Governador durante evento da Goiás Turismo, quando falou pela primeira vez sobre as delações da Odebrecht | Foto: Eduardo Ferreira

O governador de Goiás, Marconi Perillo (PSDB), convocou a imprensa para uma coletiva no Palácio das Esmeraldas, residência oficial do governo estadual, onde irá falar sobre as delações de executivos e ex-executivos da empreiteira Odebrecht.

Como anunciado anteriormente, o tucano apresentará, às 11 horas desta terça-feira (16/5), sua versão e documentos que contradizem as citações de que ele teria recebido recursos em caixa dois repassados às campanhas de 2010 e 2014.
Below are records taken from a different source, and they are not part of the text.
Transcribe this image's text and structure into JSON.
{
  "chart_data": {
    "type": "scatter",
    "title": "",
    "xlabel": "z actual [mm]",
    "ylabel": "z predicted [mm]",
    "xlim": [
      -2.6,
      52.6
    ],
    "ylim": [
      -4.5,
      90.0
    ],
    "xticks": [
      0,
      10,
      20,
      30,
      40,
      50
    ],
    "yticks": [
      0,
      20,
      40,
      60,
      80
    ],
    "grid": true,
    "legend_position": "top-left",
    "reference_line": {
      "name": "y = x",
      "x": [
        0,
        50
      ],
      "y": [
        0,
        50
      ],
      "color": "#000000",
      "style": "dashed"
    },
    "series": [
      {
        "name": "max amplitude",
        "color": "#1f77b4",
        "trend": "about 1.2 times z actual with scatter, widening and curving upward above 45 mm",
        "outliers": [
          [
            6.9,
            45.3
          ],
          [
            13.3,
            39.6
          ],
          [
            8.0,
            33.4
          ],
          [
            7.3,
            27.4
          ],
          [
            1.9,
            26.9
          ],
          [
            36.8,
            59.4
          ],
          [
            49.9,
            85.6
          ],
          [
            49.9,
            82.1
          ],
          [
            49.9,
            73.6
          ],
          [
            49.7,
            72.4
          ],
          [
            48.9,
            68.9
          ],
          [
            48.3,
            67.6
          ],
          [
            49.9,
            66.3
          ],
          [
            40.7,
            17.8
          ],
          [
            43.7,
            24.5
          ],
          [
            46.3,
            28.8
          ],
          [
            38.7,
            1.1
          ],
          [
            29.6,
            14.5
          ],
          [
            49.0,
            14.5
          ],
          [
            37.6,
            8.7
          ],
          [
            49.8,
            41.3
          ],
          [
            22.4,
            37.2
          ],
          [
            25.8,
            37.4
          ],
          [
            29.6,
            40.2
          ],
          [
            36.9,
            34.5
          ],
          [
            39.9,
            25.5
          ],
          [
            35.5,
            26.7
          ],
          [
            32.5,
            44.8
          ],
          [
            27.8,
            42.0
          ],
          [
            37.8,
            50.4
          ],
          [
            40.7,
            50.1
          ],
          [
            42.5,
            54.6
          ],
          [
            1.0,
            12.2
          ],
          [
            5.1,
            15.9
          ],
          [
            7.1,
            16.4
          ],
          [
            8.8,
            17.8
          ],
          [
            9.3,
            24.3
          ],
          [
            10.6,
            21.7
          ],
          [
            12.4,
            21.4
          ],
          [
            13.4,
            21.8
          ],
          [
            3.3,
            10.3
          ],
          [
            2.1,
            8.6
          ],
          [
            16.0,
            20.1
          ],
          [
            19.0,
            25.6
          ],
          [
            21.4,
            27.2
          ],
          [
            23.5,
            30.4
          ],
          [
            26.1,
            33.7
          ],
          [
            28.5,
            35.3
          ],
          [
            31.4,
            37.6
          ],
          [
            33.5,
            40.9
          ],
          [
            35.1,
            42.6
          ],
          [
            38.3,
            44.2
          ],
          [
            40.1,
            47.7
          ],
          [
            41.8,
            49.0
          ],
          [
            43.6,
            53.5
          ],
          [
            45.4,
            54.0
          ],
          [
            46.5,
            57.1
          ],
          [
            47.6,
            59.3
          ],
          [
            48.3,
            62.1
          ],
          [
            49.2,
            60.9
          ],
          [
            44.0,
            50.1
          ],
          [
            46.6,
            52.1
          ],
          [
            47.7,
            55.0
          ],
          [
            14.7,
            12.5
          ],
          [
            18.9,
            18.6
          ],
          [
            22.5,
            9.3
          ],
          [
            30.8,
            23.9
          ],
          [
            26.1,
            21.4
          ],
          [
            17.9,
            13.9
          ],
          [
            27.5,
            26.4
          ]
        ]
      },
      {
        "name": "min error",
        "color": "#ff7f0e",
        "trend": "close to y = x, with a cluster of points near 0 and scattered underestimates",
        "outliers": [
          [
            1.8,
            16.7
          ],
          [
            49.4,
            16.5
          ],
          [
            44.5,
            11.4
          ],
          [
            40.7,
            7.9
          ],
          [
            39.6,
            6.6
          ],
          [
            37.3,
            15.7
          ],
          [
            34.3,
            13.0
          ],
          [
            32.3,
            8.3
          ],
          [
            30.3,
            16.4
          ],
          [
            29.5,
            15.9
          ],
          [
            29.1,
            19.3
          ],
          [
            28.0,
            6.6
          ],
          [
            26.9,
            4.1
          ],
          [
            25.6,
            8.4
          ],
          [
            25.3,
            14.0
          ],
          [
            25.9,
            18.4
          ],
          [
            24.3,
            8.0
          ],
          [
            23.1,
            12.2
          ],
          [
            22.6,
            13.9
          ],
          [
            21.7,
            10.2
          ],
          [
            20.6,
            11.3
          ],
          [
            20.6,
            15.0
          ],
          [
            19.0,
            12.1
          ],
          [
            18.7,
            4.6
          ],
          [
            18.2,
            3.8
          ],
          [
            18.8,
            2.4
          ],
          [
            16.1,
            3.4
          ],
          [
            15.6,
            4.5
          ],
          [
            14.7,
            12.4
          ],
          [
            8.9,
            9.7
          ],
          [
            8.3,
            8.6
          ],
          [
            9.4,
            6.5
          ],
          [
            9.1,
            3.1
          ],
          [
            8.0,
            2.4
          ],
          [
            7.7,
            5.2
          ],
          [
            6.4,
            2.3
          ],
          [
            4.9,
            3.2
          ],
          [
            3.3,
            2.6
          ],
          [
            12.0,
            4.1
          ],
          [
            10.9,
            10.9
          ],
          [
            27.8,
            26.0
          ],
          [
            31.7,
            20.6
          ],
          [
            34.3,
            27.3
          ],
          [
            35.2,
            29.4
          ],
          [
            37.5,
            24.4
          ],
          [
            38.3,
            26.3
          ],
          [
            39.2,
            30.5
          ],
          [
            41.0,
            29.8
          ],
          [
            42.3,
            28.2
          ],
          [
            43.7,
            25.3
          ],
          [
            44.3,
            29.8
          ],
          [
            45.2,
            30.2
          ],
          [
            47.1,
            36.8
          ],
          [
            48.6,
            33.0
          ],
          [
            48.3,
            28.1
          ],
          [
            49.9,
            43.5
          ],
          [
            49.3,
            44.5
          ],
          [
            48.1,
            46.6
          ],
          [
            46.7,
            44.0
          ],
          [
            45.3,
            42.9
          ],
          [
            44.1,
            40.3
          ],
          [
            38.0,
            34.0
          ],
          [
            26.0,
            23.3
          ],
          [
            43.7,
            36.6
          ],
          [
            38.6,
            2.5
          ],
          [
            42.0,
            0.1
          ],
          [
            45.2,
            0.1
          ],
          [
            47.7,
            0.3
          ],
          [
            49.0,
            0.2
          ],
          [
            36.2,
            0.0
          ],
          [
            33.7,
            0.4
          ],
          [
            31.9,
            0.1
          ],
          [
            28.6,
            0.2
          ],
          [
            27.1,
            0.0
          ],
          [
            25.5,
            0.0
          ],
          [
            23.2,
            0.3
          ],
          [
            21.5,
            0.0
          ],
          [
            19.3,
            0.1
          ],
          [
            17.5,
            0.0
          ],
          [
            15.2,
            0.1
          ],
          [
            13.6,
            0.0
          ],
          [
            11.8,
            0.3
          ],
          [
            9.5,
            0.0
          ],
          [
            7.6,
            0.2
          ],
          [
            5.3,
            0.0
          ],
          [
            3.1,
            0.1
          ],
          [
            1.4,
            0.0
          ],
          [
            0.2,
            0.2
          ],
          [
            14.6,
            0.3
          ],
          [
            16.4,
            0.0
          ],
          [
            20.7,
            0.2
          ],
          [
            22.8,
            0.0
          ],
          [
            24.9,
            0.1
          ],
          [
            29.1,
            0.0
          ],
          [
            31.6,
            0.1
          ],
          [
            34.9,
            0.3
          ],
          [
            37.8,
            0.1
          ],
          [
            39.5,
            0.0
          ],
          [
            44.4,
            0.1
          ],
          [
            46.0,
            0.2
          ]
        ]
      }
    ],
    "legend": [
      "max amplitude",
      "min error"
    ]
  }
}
Em abril, dias após a divulgação da chamada “lista de Janot”, o governador garantiu que não tinha preocupação com qualquer investigação e não se omitiria. “Falarei melhor sobre o assunto quando tiver todas as informações do teor dos depoimentos. Quem me conhece sabe que não temo desafio. Enfrentei durante mais de um ano e meio uma fortíssima perseguição de políticos adversários, fui ao Congresso Nacional e falei durante 9 horas seguidas”, lembrou na ocasião, em referência à CPMI do Cachoeira, de 2012.

 

Inconsistências

Na edição do dia 7 de maio, a “Folha de S. Paulo” publicou uma matéria que revelou erros factuais, contradições e inconsistências nos depoimentos de delatores da Odebrecht aceitos como “provas” pelo Supremo Tribunal Federal (STF).

Conforme o texto, peças que foram acolhidas pelo ministro Edson Fachin, relator da Operação Lava Jato, apresentam guerras de versões. As petições contra os governadores tucanos Marconi Perillo (Goiás) e Geraldo Alckmin (São Paulo) são exemplos disso.

“A petição contra o goiano é embasada em quatro delatores que apresentaram três versões distintas. Um deles falou em caixa dois sem apresentar documento para corroborar a acusação”, diz a reportagem.

Na primeira, de Fernando Ayres e Alexandre Barradas, o goiano teria recebido, em 2010, R$2 milhões em caixa dois com o codinome “Calado” e, em 2014, R$8 milhões com o codinome Master.

Na segunda, de João Pacífico, Marconi teria recebido, em 2010, R$200 mil em caixa dois e, em 2014, R$2,55 milhões. Já na terceira, de Ricardo Ferraz, teria recebido, sob os codinomes Patati e Padeiro, R$ 500 mil em caixa dois em 2010 e R$ 2,75 milhões em 2014, mas não apresentou provas.